Announce that there will be no third runway at Heathrow or anywhere else, and [impose] levies on oil companies and aviation to enhance renewables research.

Now no one in their right mind relishes the idea of increased noise pollution that an expanded London Airport would cause over the most densely populated part of the country, and those who believe that CO2 released from aircraft is affecting the climate would certainly welcome such decisiveness. But allowing an aviation bottleneck to become worse is not very smart either. Efficient communications is an essential part of any healthy economy.

Nor would many people object to research being directed at developing energy sources that will eventually reduce our dependency on fossil fuels. Cheap, reliable and plentiful sources of energy are also essential to economic growth. But why should the aviation and oil companies be forced to fund research into alternatives energy that will be directed and administered by central government? The age of cheap and secure oil supplies seems to be drawing to a close and market forces will lead them to explore these new technologies in any case.

What Marshall-Andrews is suggesting sounds very much like punitive taxation, but what is their crime?

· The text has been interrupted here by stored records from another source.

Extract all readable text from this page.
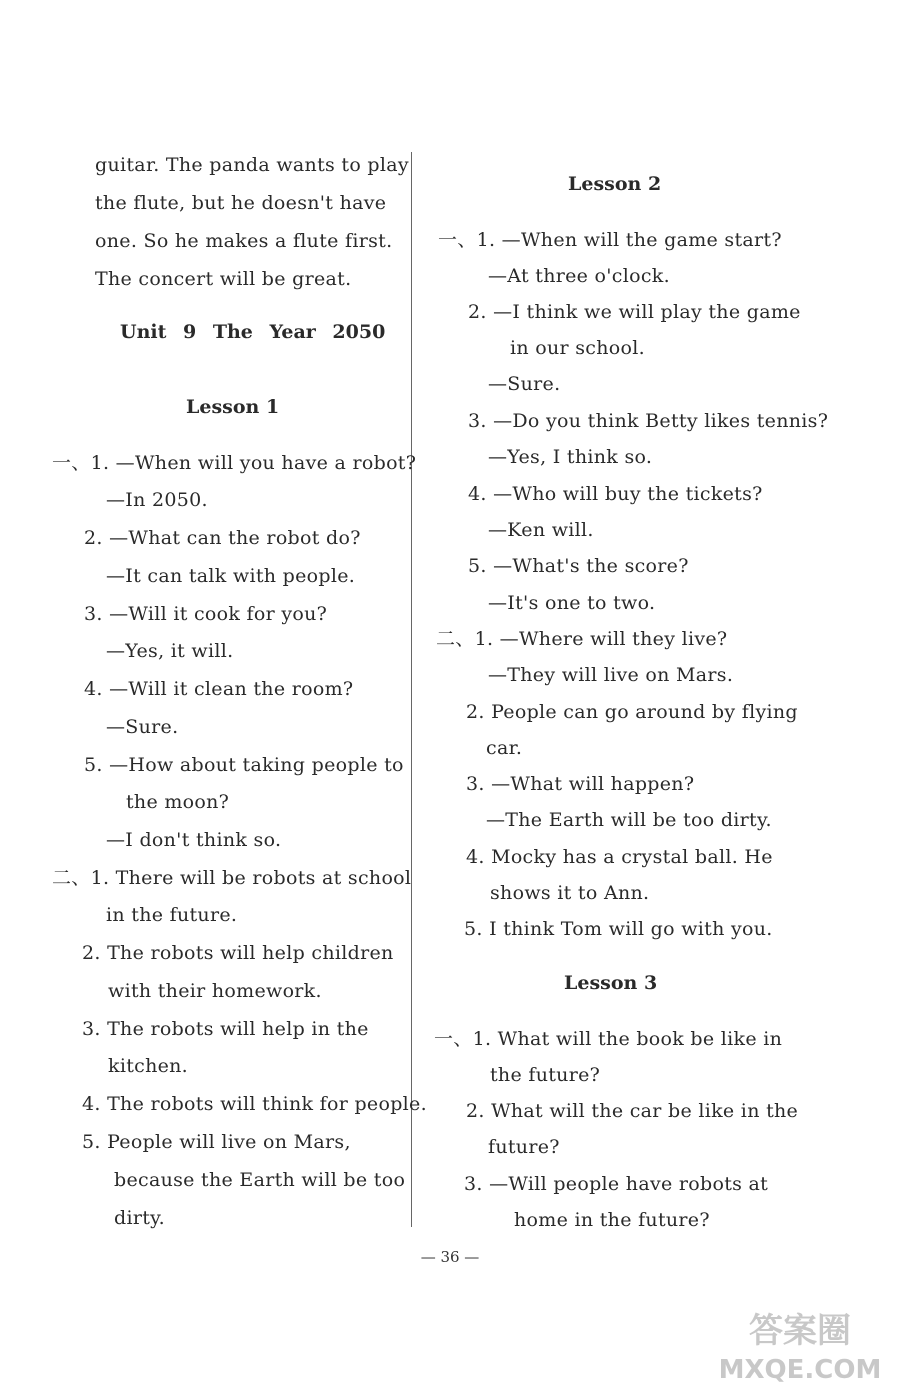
guitar. The panda wants to play
the flute, but he doesn't have
one. So he makes a flute first.
The concert will be great.
Unit 9 The Year 2050
Lesson 1
一、1. —When will you have a robot?
—In 2050.
2. —What can the robot do?
—It can talk with people.
3. —Will it cook for you?
—Yes, it will.
4. —Will it clean the room?
—Sure.
5. —How about taking people to
the moon?
—I don't think so.
二、1. There will be robots at school
in the future.
2. The robots will help children
with their homework.
3. The robots will help in the
kitchen.
4. The robots will think for people.
5. People will live on Mars,
because the Earth will be too
dirty.
Lesson 2
一、1. —When will the game start?
—At three o'clock.
2. —I think we will play the game
in our school.
—Sure.
3. —Do you think Betty likes tennis?
—Yes, I think so.
4. —Who will buy the tickets?
—Ken will.
5. —What's the score?
—It's one to two.
二、1. —Where will they live?
—They will live on Mars.
2. People can go around by flying
car.
3. —What will happen?
—The Earth will be too dirty.
4. Mocky has a crystal ball. He
shows it to Ann.
5. I think Tom will go with you.
Lesson 3
一、1. What will the book be like in
the future?
2. What will the car be like in the
future?
3. —Will people have robots at
home in the future?
— 36 —
答案圈
MXQE.COM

These industries are responsible for carbon emissions because they provide goods and services that we all consume and see as being essential for our well-being, not because their managements are bogeymen driven by a desire to destroy the planet. Without oil and aviation, economies worldwide would crumble and our living standards with them. The poor, as ever would be the first to suffer.

Recent troubles in the financial markets are a sign of hard times ahead, and governments are going to have to look far more closely at the economic consequences of their actions in coming years. If these putative offenders against environmental rectitude are to be penalised by ‘levies’, the increased costs will, in any case, be passed on to the consumer.

Fear of climate change may have been a useful political device when the going was good, but from now on everyone will be looking at the bottom line far more carefully than they did during a decade of global economic growth and stability. The days when governments could confidently disburse funds to subsidise any politically convenient initiative are over. Politicians will have to be certain that they can justify expenditure if they are to retain the support of an impoverished electorate who are expected to pay the bills.

The so-called ‘battle against climate change’ will be expensive, and taxpayers expect value for money. A far higher standard of evidence that anthropogenic global warming is taking place will be required than is presently available. Perhaps what little evidence there is will at last be considered objectively, rather than through the filter of environmental activism, commercial interest and political expediency.

Bob Marshall-Andrews seems oblivious to the fact that that the advice he is offering to ‘Captain Brown’ is that he should set a course that will inevitably cause his ship to founder. The days when self-indulgent idealists in affluent countries could exploit fashionable concerns about a dimly perceived threat are over. We face a period of economic turbulence that may be more or less severe, but there are few reasons for thinking that it will be short lived. Our leaders will be facing a far more hard-headed electorate who demand realism, not vague but well meaning promises to save the planet.

The old certainties that New Labour have thrived on during a decade of worldwide economic growth and prosperity have lost their political magic. Already the sanctimonious, controlling, and authoritarian approach that Bob Marshall-Andrews is advocating seems to belong to another age.